Tom Dobry, Lithia’s chief marketing officer, said higher-ups “took immediate action” when Burgess alerted them to the managers’ behavior.
“We fired one individual named in the lawsuit. We disciplined another,” Dobry said. “We have zero tolerance for this type of behavior in any of our stores and throughout our company.”
The general manager, who was accused of unwanted kissing and other gestures, kept his job and did not respond to a message seeking comment. Lithia’s lawyers said in court filings that Stratton “was placed on unpaid leave and then discharged.”
In a phone call Thursday, Stratton, who now lives in Florida, said he had been friends with Burgess, denied many of her allegations and claimed he left the company on his accord.
“I got asked about some stuff and they cleared me,” said Stratton, who is not named as a defendant in the lawsuit. “Those things that she mentioned about me are totally false. I was 100 percent HR compliant.”

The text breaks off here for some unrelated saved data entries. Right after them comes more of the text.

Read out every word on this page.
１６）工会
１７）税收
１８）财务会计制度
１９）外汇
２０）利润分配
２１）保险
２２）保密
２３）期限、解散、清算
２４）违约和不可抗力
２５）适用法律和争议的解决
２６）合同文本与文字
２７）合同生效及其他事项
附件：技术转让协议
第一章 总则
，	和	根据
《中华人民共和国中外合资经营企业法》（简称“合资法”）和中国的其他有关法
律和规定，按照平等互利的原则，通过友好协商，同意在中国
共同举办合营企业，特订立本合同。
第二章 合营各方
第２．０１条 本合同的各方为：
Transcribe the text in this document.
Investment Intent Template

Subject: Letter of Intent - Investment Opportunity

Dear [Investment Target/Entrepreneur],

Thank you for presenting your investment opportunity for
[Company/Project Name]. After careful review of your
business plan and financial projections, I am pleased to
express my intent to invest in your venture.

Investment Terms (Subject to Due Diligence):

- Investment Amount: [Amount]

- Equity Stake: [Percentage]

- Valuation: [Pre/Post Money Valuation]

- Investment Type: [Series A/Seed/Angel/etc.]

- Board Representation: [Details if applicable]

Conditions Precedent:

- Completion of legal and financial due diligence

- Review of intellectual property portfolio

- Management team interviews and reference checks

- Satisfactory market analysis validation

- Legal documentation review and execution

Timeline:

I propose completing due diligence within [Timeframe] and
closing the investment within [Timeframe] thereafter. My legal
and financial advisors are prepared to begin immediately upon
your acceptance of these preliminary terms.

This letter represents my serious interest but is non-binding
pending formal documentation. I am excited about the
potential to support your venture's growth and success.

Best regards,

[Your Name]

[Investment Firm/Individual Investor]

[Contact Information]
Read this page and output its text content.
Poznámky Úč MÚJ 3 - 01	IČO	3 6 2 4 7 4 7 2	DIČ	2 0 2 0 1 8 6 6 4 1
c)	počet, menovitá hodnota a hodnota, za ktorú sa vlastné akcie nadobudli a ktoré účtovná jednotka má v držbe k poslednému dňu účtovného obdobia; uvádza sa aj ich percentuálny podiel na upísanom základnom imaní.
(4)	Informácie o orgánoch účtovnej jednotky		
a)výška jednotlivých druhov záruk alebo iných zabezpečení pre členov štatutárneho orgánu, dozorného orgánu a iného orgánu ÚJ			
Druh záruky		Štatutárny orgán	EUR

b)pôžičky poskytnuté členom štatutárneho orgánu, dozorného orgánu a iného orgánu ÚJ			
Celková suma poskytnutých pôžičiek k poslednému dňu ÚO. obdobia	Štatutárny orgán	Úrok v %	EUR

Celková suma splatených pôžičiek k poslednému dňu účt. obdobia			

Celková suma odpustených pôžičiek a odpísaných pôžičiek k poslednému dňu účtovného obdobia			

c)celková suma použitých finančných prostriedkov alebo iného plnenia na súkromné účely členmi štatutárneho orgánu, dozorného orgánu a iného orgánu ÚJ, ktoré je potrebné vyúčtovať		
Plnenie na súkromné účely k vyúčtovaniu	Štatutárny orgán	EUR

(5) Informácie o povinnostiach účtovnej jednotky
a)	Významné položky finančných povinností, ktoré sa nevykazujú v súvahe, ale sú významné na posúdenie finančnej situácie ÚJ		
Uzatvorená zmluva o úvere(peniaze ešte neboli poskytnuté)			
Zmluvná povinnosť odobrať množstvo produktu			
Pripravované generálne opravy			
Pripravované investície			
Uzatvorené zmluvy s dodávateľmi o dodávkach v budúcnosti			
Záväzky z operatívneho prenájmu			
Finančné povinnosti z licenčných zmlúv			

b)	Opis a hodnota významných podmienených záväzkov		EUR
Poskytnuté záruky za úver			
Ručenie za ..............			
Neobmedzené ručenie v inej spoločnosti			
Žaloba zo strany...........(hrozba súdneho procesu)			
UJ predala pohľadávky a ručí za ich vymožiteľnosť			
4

The complaint states that Stratton “used a marker to write derogatory comments and graphics on Ms. Burgess’s glass office wall separating her office from the general office area.” He denied this, too, claiming he wrote only motivational messages for his co-workers.
“I’m not a dumb person,” he said. “Why would I go around and put dirty stuff on the windows when there’s customers walking through?”
Lithia’s lawyers said in court filings that Burgess’ case should not move forward because her claims are covered under an arbitration agreement she signed upon joining the company in December 2014.
The parties dispute precisely how Burgess left the company, but they agree she went on medical leave last July and her employment ended in September. She claims she went on leave because her mental health deteriorated as a result of frequent harassment, and that she was wrongfully fired during that period of absence. The company claims she voluntarily resigned.
She, too, is seeking an unspecified amount in damages.